Hoewel de generale repetitie het hoogheemraadschap de nodige inzichten heeft gegeven in de nieuwe systematiek blijft het voor Mieke nog een black box. “De nieuwe waardes zijn lastig te interpreteren, omdat je nog niet precies weet waar de nieuwe getallen op zijn gebaseerd. Als we er straks in het echt mee gaan werken, hebben we ook aanvullende bodemgegevens en sterkteparameters nodig om tot de hogere dichtheid te komen. Belangrijke meerwaarde is dat je straks op elke plek in de kering een actueel inzicht hebt in de sterkte in plaats van alleen op de spannende plekken waar je voorheen mee rekende.”

Klimaatverandering

Consequentie is wel dat van waterschappen meer verlangd wordt om de data op orde te krijgen én te houden. Bestaande grondgegevens zitten vaak nog in archieven, of ze zijn nog niet in het juiste format gedigitaliseerd om met het nieuwe instrumentarium te kunnen werken. Bovendien vereist het verdichten van het grondonderzoek de nodige arbeid. Uiterlijk in 2023 moet alle data verzameld zijn.
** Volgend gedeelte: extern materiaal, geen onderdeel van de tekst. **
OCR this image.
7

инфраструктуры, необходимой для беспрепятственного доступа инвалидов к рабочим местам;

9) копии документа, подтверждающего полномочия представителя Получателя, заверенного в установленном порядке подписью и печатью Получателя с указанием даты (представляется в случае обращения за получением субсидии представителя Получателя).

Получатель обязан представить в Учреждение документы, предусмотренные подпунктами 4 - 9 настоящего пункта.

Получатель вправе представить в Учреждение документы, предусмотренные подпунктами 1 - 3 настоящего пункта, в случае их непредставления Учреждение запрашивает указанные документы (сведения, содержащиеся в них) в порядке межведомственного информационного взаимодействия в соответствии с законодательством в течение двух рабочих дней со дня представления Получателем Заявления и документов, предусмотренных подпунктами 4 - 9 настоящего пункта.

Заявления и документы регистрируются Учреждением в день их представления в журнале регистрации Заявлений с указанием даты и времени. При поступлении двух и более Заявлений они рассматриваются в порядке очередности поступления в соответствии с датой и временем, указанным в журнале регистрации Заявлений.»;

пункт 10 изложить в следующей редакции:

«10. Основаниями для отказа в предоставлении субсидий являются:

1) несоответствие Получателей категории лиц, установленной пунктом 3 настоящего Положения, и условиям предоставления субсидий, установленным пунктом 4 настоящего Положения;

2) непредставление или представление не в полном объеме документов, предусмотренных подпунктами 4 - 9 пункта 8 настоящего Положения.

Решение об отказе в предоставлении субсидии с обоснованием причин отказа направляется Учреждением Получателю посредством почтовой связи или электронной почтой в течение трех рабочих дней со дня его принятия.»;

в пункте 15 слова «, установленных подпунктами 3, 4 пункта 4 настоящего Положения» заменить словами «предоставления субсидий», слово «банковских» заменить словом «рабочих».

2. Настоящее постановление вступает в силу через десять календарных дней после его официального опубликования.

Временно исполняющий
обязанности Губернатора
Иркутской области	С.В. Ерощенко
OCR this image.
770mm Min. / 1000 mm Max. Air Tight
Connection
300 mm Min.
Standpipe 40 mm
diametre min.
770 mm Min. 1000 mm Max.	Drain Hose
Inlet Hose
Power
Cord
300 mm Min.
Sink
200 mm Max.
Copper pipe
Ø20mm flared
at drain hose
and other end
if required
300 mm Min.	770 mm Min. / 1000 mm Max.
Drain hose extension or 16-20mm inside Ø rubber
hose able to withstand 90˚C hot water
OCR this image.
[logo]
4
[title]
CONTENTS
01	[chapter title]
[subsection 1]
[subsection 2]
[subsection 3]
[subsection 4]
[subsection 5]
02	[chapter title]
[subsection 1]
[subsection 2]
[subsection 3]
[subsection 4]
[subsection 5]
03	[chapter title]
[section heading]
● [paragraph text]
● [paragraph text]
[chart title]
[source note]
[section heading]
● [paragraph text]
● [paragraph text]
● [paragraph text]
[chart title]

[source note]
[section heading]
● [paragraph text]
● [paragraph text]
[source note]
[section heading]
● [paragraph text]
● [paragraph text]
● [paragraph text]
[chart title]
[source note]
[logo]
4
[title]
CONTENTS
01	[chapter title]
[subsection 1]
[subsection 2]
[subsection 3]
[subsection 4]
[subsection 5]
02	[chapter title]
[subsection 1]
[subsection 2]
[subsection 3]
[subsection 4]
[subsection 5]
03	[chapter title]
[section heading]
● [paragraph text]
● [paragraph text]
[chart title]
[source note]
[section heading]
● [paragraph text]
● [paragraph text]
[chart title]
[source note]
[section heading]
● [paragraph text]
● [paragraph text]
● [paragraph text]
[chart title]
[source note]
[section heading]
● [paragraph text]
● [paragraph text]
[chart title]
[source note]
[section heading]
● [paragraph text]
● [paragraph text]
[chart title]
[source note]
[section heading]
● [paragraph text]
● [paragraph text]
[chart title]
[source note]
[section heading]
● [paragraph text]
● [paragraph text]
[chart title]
“Dit vereist het tienvoudige aan inspanning”, verwacht Jaap. “Maar als je altijd en overal een actueel inzicht hebt, zal het zich terugbetalen. Verandert bijvoorbeeld de buitenwaterstand, of wil je kijken wat er gebeurt als je een hogere belasting opvoert? Dan is het een fluitje van een cent dit op elke plek door te rekenen.”

Volgens de beleidsadviseur een interessante ontwikkeling bij het doorrekenen van verschillende klimaatsveranderingsscenario’s en wat voor invloed deze dan hebben op de beoordelingsresultaten. “Vergelijk een luchtfoto uit de jaren zestig met die van nu en je merkt dat de beschermende waarde van dijken fors is toegenomen. De normering die we hadden was gedateerd. De kerngedachte achter het nieuwe beoordelingsinstrumentarium komt daarom als geroepen!”